Gempa bumi merusak berikutnya, kata Agus, terjadi di Kabupaten Lombok Utara, pada 31 Maret 2016.

"Kerusakan yang ditimbulkannya meliputi satu puskesmas, satu masjid dan dua rumah warga," ujarnya.

Berdasarkan hasil kajian BMKG, menurut Agus, kejadian merusak tersebut diakibatkan oleh sumber gempa bumi yang sama, yaitu sesar naik belakang busur Flores. Sesar ini berada di kedalaman dangkal dan dekat dengan busur kepulauan mulai dari Nusa Tenggara Timur (NTT) - NTB sampai di ujung timur Bali.

Berbeda halnya pada zona subduksi memiliki ciri banyak kejadian gempa kecil-kecil dan butuh beberapa waktu untuk sebuah kejadian gempa bumi signifikan.

"Namun secara keseluruhan, kedua generator gempa bumi tersebut sama-sama memiliki peluang yang sama menyebabkan bencana," katanya.

NTB, kata dia, juga memiliki riwayat gempa bumi yang cukup besar pada tahun 2013. Sebanyak 5.286 rumah rusak dan 30 orang dilaporkan mengalami luka-luka.

Selain itu, wilayah NTB juga memiliki riwayat kejadian tsunami pada tahun 1815, 1838, dan 1977.

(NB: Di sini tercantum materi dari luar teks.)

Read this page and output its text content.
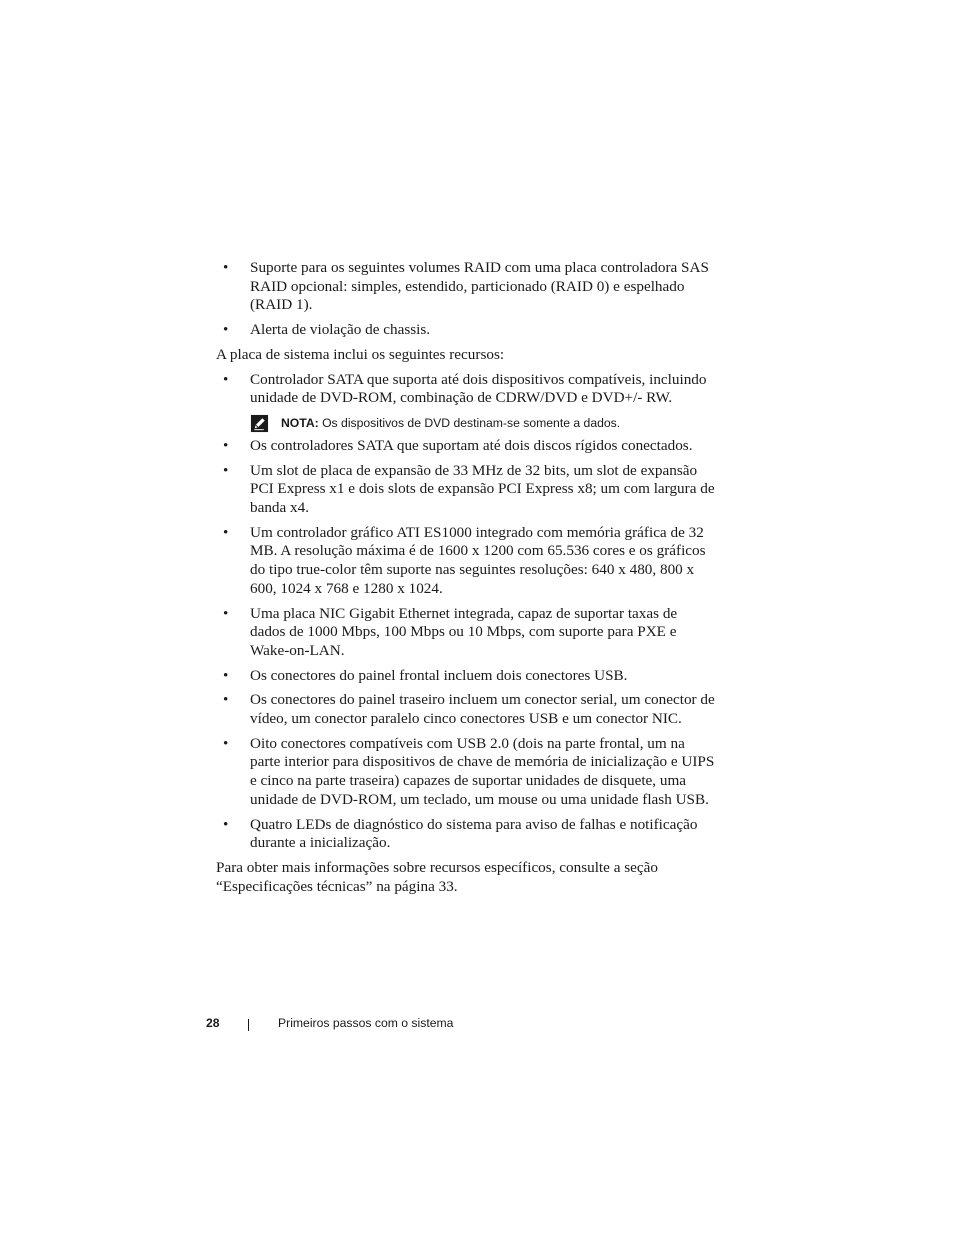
• Suporte para os seguintes volumes RAID com uma placa controladora SAS RAID opcional: simples, estendido, particionado (RAID 0) e espelhado (RAID 1).
• Alerta de violação de chassis.

A placa de sistema inclui os seguintes recursos:

• Controlador SATA que suporta até dois dispositivos compatíveis, incluindo unidade de DVD-ROM, combinação de CDRW/DVD e DVD+/- RW.
NOTA: Os dispositivos de DVD destinam-se somente a dados.
• Os controladores SATA que suportam até dois discos rígidos conectados.
• Um slot de placa de expansão de 33 MHz de 32 bits, um slot de expansão PCI Express x1 e dois slots de expansão PCI Express x8; um com largura de banda x4.
• Um controlador gráfico ATI ES1000 integrado com memória gráfica de 32 MB. A resolução máxima é de 1600 x 1200 com 65.536 cores e os gráficos do tipo true-color têm suporte nas seguintes resoluções: 640 x 480, 800 x 600, 1024 x 768 e 1280 x 1024.
• Uma placa NIC Gigabit Ethernet integrada, capaz de suportar taxas de dados de 1000 Mbps, 100 Mbps ou 10 Mbps, com suporte para PXE e Wake-on-LAN.
• Os conectores do painel frontal incluem dois conectores USB.
• Os conectores do painel traseiro incluem um conector serial, um conector de vídeo, um conector paralelo cinco conectores USB e um conector NIC.
• Oito conectores compatíveis com USB 2.0 (dois na parte frontal, um na parte interior para dispositivos de chave de memória de inicialização e UIPS e cinco na parte traseira) capazes de suportar unidades de disquete, uma unidade de DVD-ROM, um teclado, um mouse ou uma unidade flash USB.
• Quatro LEDs de diagnóstico do sistema para aviso de falhas e notificação durante a inicialização.

Para obter mais informações sobre recursos específicos, consulte a seção “Especificações técnicas” na página 33.

28	Primeiros passos com o sistema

Menurut Agus, fakta tersebut sudah sangat cukup bagi pemerintah daerah di NTB, untuk segera berbenah, baik dari sisi struktural maupun kultural.

Adapun kemajuan telah ditunjukkan dari segi monitoring gempa bumi yang makin akurat dan cepat seiring meningkatnya jumlah sensor pencatat gempa di Indonesia.

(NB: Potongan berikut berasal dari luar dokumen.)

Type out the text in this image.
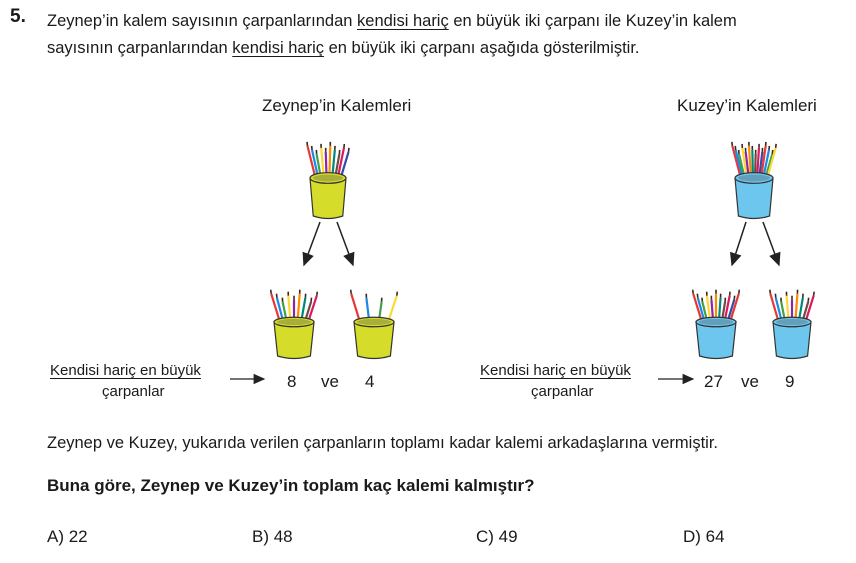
5. Zeynep’in kalem sayısının çarpanlarından kendisi hariç en büyük iki çarpanı ile Kuzey’in kalem
sayısının çarpanlarından kendisi hariç en büyük iki çarpanı aşağıda gösterilmiştir.
Zeynep’in Kalemleri
Kendisi hariç en büyük
çarpanlar
8 ve 4
Kuzey’in Kalemleri
Kendisi hariç en büyük
çarpanlar
27 ve 9
Zeynep ve Kuzey, yukarıda verilen çarpanların toplamı kadar kalemi arkadaşlarına vermiştir.
Buna göre, Zeynep ve Kuzey’in toplam kaç kalemi kalmıştır?
A) 22	B) 48	C) 49	D) 64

Selain itu, sistem peringatan dini tsunami atau Indonesia Tsunami Early Warning System (Ina-TEWS) memungkinkan pemerintah memberikan informasi dini terkait kejadian tsunami di daerah terdampak dalam waktu lima menit setelah kejadian gempa.

Bahkan BMKG sudah membangun Sistem Informasi Gempa Bumi dan Peringatan Tsunami (SIGPT) berupa sirine tsunami yg terletak di Lingkungan Karang Panas, dan halaman kantor Kelurahan Ampenan Selatan, Kecamatan Ampenan, Kota Mataram.

"Sirine itu diaktivasi sebagai bunyi test setiap bulan pada tanggal 26 pukul 10.00 WITA," ujar Agus.